New York City Mayor Bill de Blasio is wasting no time fulfilling a campaign promise to effectively stop charter school growth. Through new Schools Chancellor Carmen Farina, de Blasio is working to end charter school co-location policies and rent-free accommodations.

Farina makes two cases for ending the charter school co-location and rent-free practices. First, she argues that public schools need the space that charter are currently occupying free of rent. Second, she argues that removing charter schools from co-locating in public school buildings will also help free up space for de Blasio's proposed pre-kindergarten initiative.
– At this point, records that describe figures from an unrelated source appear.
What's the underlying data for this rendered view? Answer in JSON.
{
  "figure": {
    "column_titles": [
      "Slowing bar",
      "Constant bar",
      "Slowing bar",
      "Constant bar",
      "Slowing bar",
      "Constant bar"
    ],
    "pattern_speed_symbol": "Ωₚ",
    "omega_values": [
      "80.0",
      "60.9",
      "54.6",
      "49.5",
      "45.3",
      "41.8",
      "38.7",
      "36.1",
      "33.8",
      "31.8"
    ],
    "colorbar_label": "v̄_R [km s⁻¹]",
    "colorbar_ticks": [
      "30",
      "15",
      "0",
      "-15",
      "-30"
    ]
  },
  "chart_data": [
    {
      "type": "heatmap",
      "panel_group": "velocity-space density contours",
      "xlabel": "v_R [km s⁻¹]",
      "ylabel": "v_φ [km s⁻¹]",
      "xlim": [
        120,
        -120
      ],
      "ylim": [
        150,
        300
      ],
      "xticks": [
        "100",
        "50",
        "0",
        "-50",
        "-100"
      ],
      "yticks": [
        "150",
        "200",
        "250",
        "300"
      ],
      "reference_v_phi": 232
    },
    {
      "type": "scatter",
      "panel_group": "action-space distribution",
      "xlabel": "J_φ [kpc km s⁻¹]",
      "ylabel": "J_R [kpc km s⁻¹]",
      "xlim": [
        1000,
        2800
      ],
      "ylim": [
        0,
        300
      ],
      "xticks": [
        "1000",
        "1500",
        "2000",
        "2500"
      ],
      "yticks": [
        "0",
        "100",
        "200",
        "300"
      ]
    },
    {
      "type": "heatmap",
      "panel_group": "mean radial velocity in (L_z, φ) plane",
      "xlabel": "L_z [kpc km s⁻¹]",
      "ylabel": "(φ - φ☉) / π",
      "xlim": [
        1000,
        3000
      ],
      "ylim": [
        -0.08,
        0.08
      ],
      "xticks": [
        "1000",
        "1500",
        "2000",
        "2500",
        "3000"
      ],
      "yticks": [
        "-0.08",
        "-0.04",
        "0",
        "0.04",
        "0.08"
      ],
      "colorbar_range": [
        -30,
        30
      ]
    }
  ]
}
As the New York Post argues out in an opinion article, these justifications are not the real motivation for dismantling New York City's charter school network. Rather, these power plays are about the unionized public schools versus the non-unionized charter schools:

New York City's seemingly endless charter-school debate has nothing to do with rental income - or even money, except tactically. Intrinsically, it has very little to do with classroom space, either.

It's about the fact that most charter schools aren't unionized, and that more often than not they work - embarrassing the unionists.

This makes them an existential threat to the perceived best interests of the United Federation of Teachers, which involve the jobs, pay and perks of its members - and never mind the kids. Now the union is calling the public-education shots, and it has decreed that the charter baby be drowned in the bathtub - and, again, never mind the kids.